Difílcilmente tu hijo va a seguir las reglas que pongas en casa si no le ofreces algo a cambio. Es verdad: motivar a tu hijo necesita una recompensa. 

Sin embargo, esto no significa que tal recompensa o motivación deba ser material. En el libro El cerebro del niño explicado a los padres , el Dr, Álvaro Bilbao aclara que los refuerzos que realmente sirven a los padres se relacionan con el reconocimiento, tiempo y cariño, no con lo material y la comida:

«Evita ofrecer a tu hijo recompensas o premios a cambio de su compotamiento
y, por el contrario, ayúdalo a sentirse satisfecho
cuando hace lo que le pediste o se porta adecuadamente». 

Motívalo a seguir las reglas

  1. Recompénsalo cuando notes un progreso en su comportamiento, una nueva actitud nueva y positiva; cuando repare un error o quiera compartir un juguete o su comida por que así le nació.
  2. Dale su recompensa inmediata a la acción positiva que veas; así su cerebro asociará su conducta reciente con la recompensa (un abrazo o un gracias): «oh, esto es lo que mami quiere que haga y por ello me da su amor».
  3. Divide por metas chiquitas y recompensas chiquitas un objetivo mayor; es generarle pequeñas satisfacciones, además de constancia y la virtud de la paciencia; esto lo ayudará también a conseguir metas a largo plazo cuando adulto.
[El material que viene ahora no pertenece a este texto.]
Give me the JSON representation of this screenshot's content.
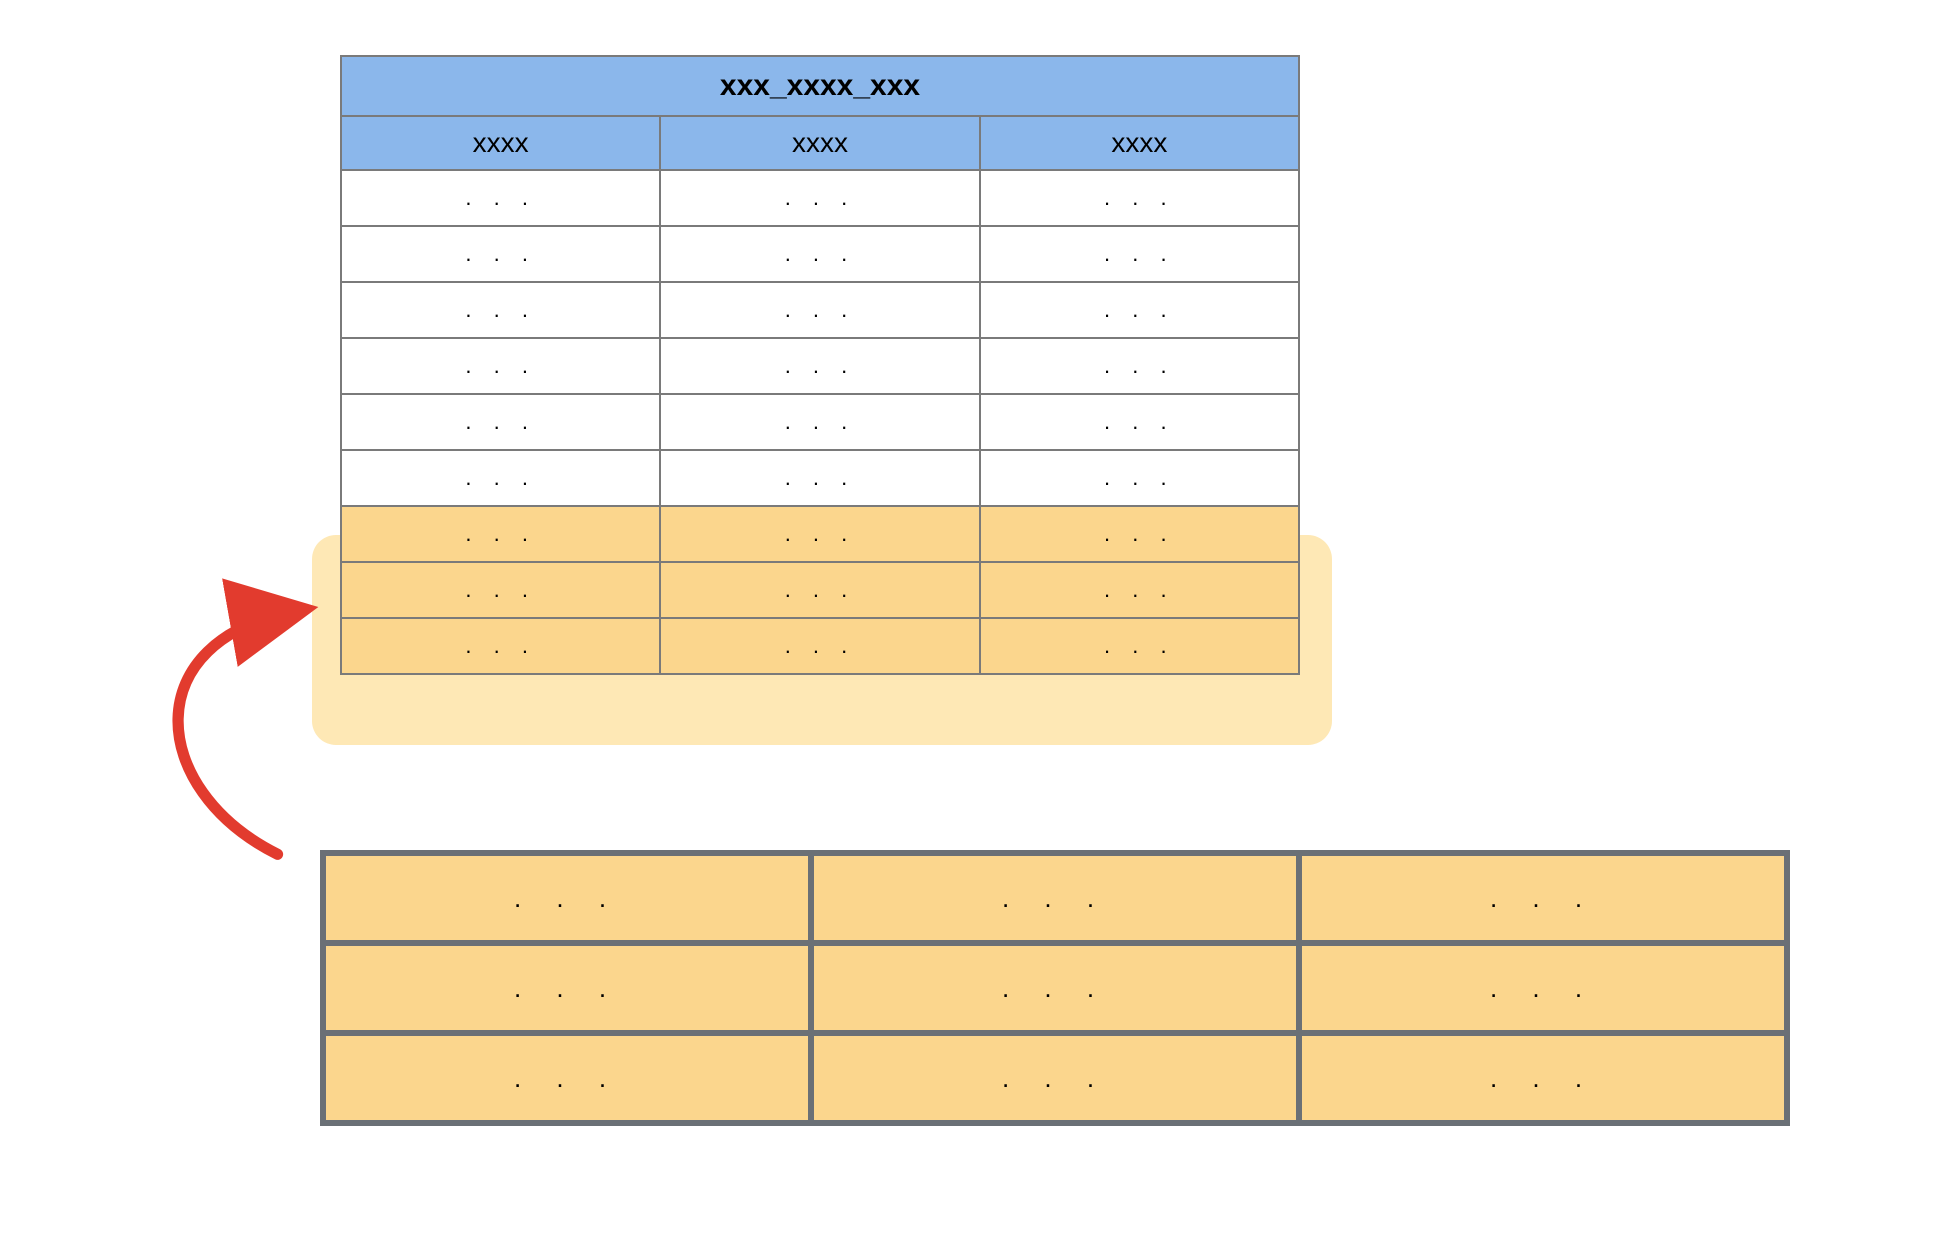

Por ejemplo, si quieres que ponga su rops en el cesto, haz un calendario y cada día que sí lo haga, pon un carita feliz en la fecha, o en su frente, o dale el beso del «bien hecho, amor».
  4. Recompensa el cambio. No esperes a que tu hijo tenga la conducta correcta para recompensarlo; motívalo cuando haga las cosas un poquito mejor o un porquito menos mal que los días anteriores. Y dile: «que vayamos a caminar juntos es porque hoy no molestaste a tu hermano», por ejemplo.

¡Ojo! La recompensa debe darle una sensación agradable y bonita para tu hijo;

¡eso sí que lo motivará!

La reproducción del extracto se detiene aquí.